In light of the above information, this retrospective study was conducted to review eyes with macular oedema receiving at least one IVB followed-up for a period of six months.
The results of this study indicate that bevacizumab increases visual acuity, reduces macular thickness and improves morphology irrespective of the type of macular oedema (focal or diffuse) and the retinal pathology causing it. Over the time, the number of patients requiring reinjection reduced from 50% to 28.12%, which indicates bevacizumab might have a beneficial cumulative effect, but further studies are necessary to prove this.
Arevalo JF et al., conducted a similar study on primary IVB for treatment of diffuse DME and found that mean central macular thickness at baseline by OCT was 387.0±182.8 μm and decreased to a mean of 287.9±102.4 at end of one month which was statistically significant; reduced to 282.8±115.6 μm at three months and 275.7±108.8 μm at six months, which was not statistically significant from the 1st month [15]. Similarly in this study, CFT was 445.28±155.87 μm at baseline that decreased to a mean of 334.44±100.42 μm, which was statistically significant; reduced to 332.84±101.20 μm at three months and 330.75±103.17 μm at six months, which was not statistically significant from the 1st month.
In the above study final BCVA analysis demonstrated that 32 (41.1%) eyes remained stable, 43 (55.1%) improved ≥2 ETDRS lines of BCVA, and 3 (3.8%) decreased ≥2 ETDRS lines of BCVA [15]. Similar changes were also noted in this study. Tehmina J et al., Lam DS et al. and Hou J et al., also conducted similar studies to the present study [16-18].
Jain P et al., in their study found endophthalmitis in 0.08% cases and IOP rise in 0.9% cases [6]. Similarly in this study, IOP spikes occurred in 5% of cases post-injection, which came down to normal without any treatment.
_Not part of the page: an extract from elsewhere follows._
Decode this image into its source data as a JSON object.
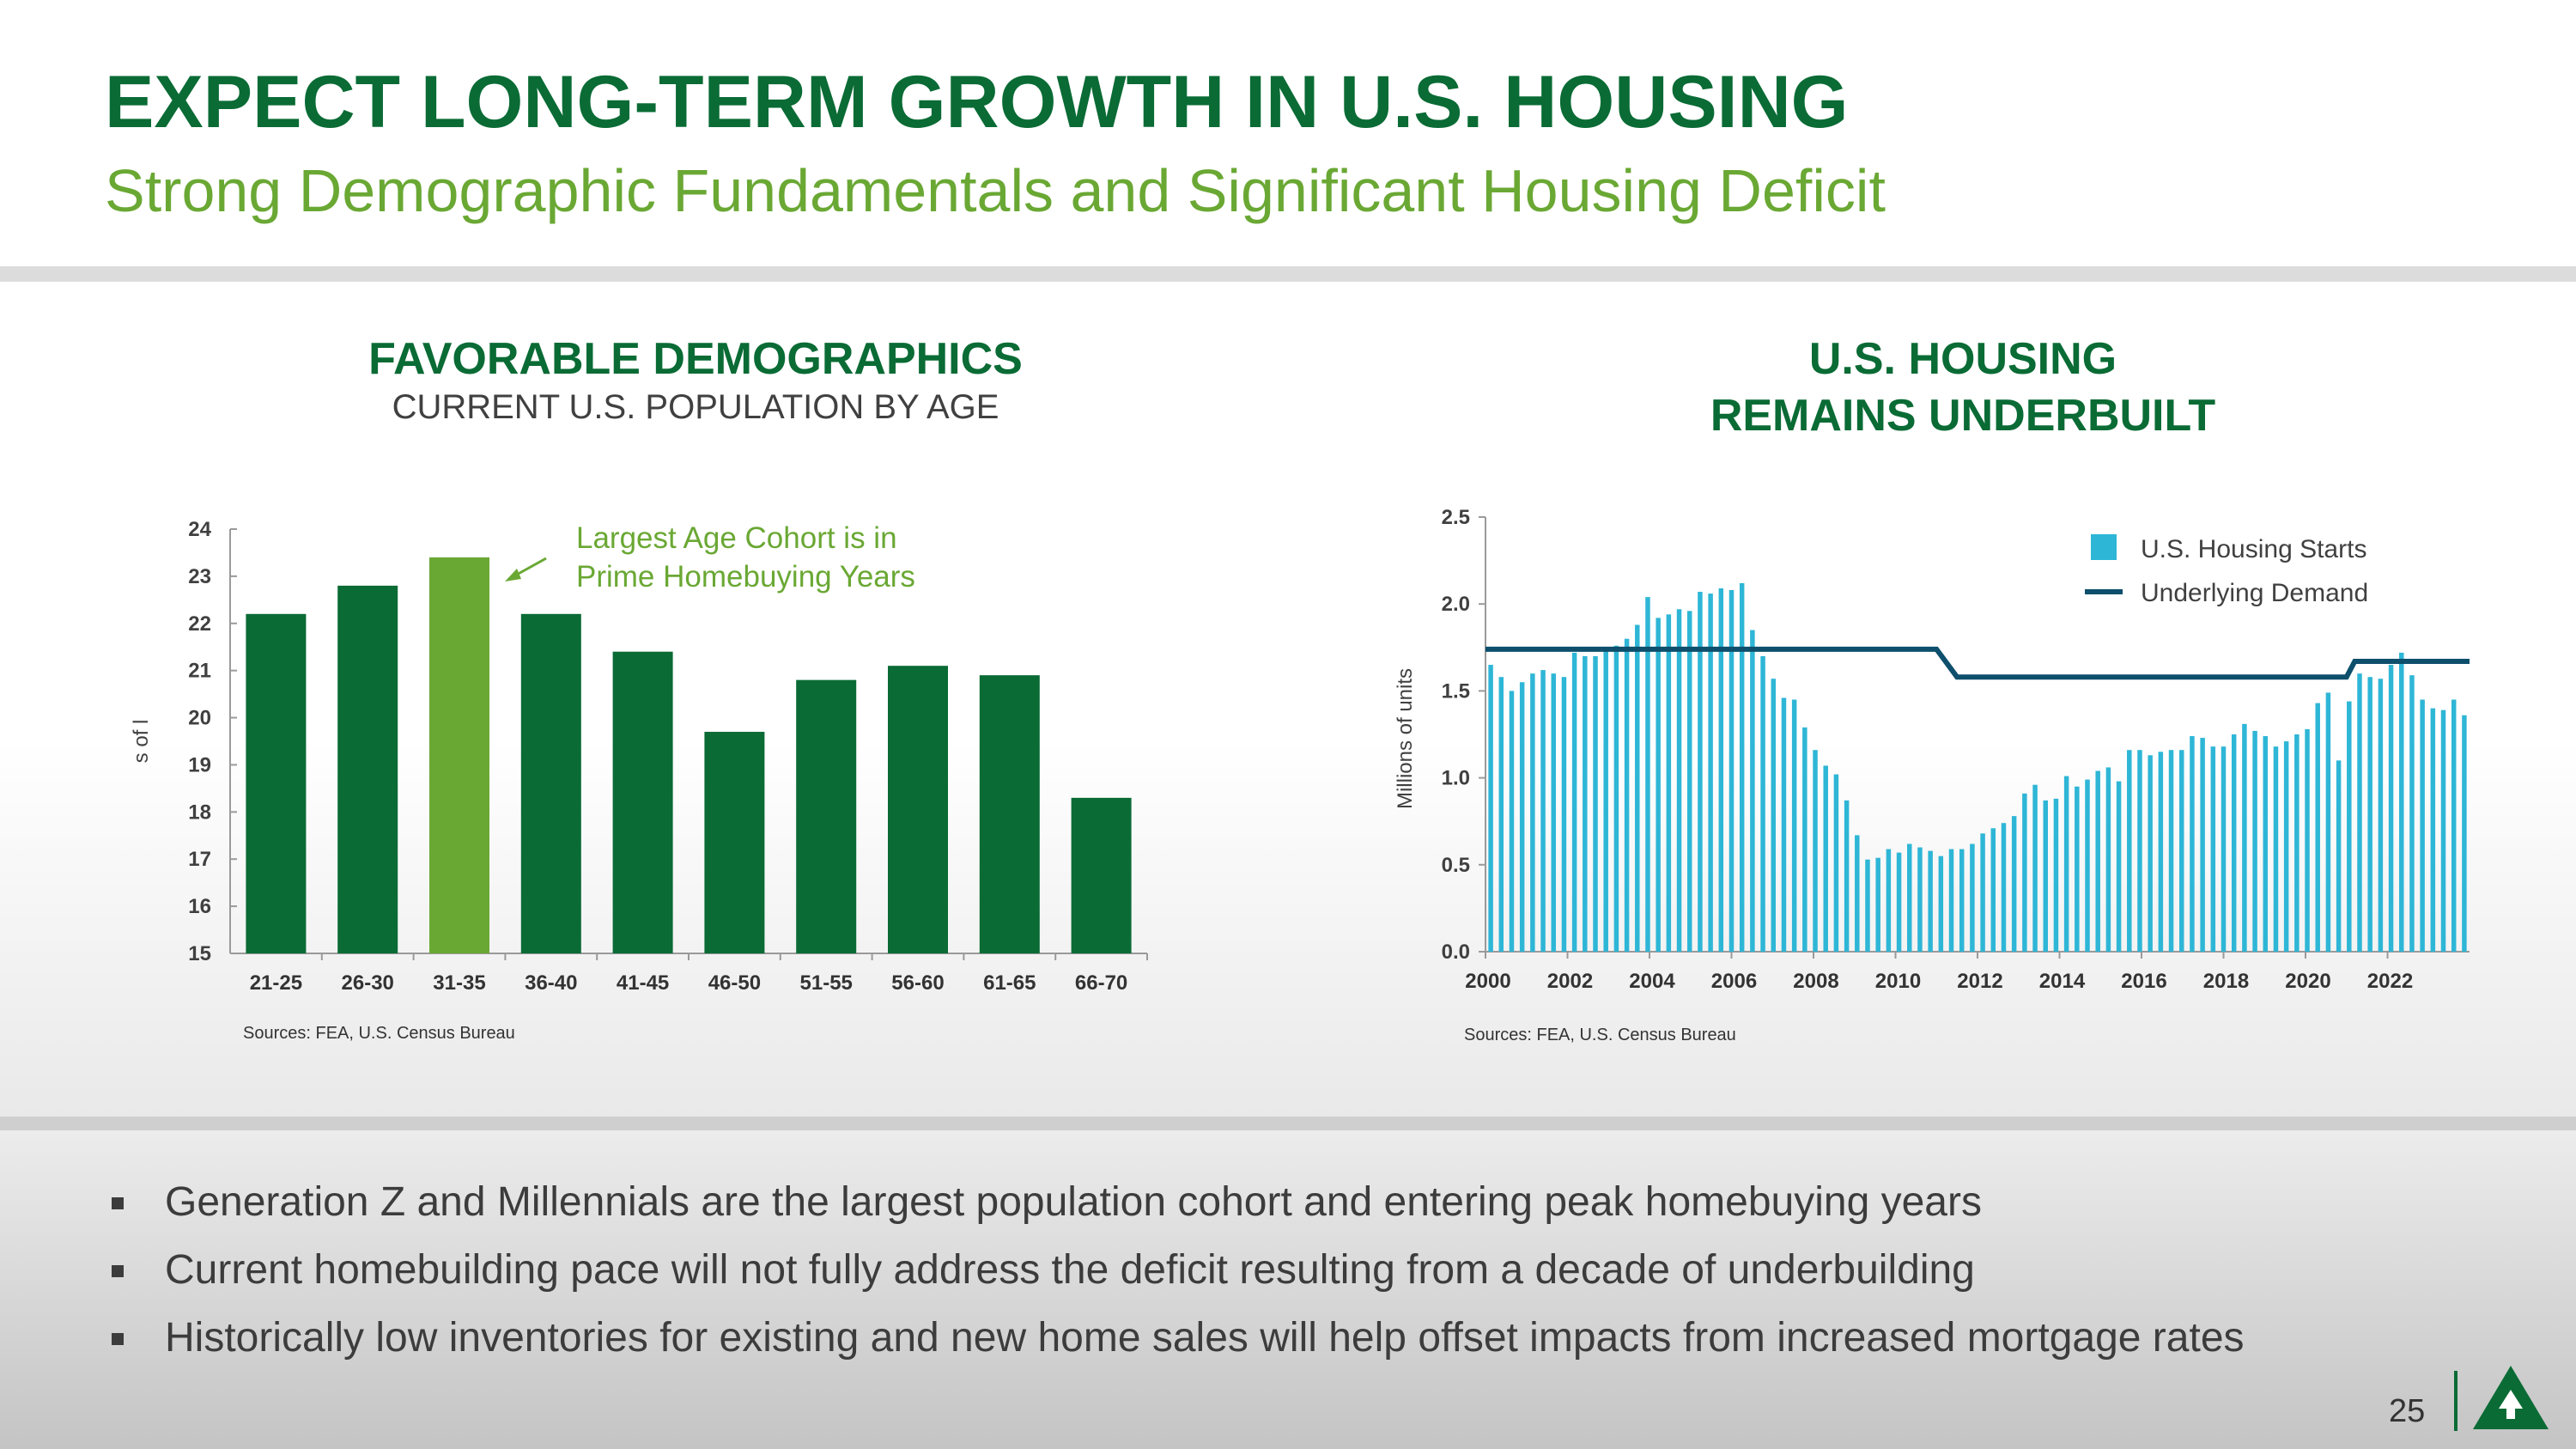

Sermsiri S et al., in their study found that non-fatal myocardial infarction or IHD occurred only 0.33% of cases in the IVB group [2]. Campbell RJ et al., found that neither ranibizumab nor bevacizumab was associated with significant risks of ischemic stroke, acute myocardial infarction, congestive heart failure, or venous thromboembolism [19]. This study showed similar results as, there were no serious ocular and systemic adverse effect with the drug.
Limitation(s)
This study was short termed, non-randomised and retrospective. Due to this, the study was unable to estimate the long-term efficacy and safety of the drug. As the study is non-randomised with no control group, it cannot infer if some improvement in macular oedema was due to improvement in systemic health of the patients.
Conclusion(s)
IVB in present study was found to be effective for treatment of macular oedema due to retinal pathologies because of DME, RVO, CNVM and hypertensive retinopathy with macular star. Certain pathology, due to early detection and diagnosis, responded to a single injection, whereas others required two to three injections. OCT was found to be very effective tool in qualitative and quantitative assessment of macular oedemas along with microstructural features.